While Fujitsu has been hinting for the past year that it could boost the clock speed of the Sparc64 V+ chips as high as 2.4GHz, this does not seem to be in the cards. McCormack says that this is the last speed bump for these chips, and that the next performance increase will come from shifting to dual-core Olympus processors.

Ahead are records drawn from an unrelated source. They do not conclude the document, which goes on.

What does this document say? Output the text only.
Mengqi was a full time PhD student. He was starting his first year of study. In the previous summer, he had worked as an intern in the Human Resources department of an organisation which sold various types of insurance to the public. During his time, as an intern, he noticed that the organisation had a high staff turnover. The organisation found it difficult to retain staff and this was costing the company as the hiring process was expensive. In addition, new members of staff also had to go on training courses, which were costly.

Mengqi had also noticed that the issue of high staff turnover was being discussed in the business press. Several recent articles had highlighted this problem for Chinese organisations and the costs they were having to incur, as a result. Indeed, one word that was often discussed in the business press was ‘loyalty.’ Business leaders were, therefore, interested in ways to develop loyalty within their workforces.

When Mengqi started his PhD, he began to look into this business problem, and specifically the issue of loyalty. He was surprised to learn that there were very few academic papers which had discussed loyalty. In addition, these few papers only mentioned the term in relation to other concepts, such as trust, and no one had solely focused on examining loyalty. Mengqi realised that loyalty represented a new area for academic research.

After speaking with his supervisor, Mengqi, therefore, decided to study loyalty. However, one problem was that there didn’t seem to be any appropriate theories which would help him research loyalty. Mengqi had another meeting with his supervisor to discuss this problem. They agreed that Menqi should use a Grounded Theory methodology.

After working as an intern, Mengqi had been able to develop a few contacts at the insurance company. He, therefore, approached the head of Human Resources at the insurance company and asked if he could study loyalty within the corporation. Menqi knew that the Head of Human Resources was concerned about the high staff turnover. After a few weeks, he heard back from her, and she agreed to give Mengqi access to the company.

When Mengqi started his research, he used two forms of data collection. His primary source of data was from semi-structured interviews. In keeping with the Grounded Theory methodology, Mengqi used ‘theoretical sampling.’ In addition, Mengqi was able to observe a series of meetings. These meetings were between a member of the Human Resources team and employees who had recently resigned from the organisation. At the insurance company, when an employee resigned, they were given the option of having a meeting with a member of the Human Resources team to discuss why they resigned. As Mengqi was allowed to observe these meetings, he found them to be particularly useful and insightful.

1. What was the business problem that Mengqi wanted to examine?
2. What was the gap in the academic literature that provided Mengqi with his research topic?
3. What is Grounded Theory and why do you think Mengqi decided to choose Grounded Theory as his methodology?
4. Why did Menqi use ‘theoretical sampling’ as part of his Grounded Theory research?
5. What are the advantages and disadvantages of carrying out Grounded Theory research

The fact that Fujitsu is getting a good yield on the 90 nanometer process such that it can move the announcement of the 2GHz Sparc64 V+ chips from this fall to this spring certainly bodes well for the dual-core Olympic processors–at least as far as the process is concerned. But the Olympus chips have a different architecture, and just because the 90 nanometer process is working out now doesn’t necessarily mean some other glitch cannot pop up. Conversely, if the 90 nanometer process was giving Fujitsu headaches now with the Sparc64 V+ chips, PrimePower customers and Sun Microsystems salespeople looking at future Jupiter servers might be getting a little anxious. But that does not appear to be a problem.
Neither Fujitsu nor Sun have given out a lot of details on the Olympus processors, but they are probably going to look a lot like the Sparc64 VI chips that Fujitsu was already planning to create before it inked its landmark partnership with Sun. Fujitsu will confirm that the Olympic chips will be implemented in a 90 nanometer copper/SOI process and made in Fujitsu’s labs in Japan, and that it will have a maximum of 6MB of on-chip L2 cache.
The Sparc64 VI chips were expected to have an initial target speed of 2.4GHz, with speeds eventually ranging between 2.1GHz and 2.6GHz. Sun and Fujitsu have dropped enough hints for us to figure that the Jupiter machines will have 64 sockets, and with two cores per socket, they can preserve the 128-way scalability of the PrimePower boxes and the Solaris operating system. Sun has hinted that there will be Jupiter boxes with four or eight Olympus sockets, and it stands to reason that machines with 16 or 32 sockets will also be available. Fujitsu has said in the past that customers using the Jupiter servers should expect to see a factor of 2.1 improvement in performance over the PrimePower machines using the 1.35GHz Sparc64 V chips.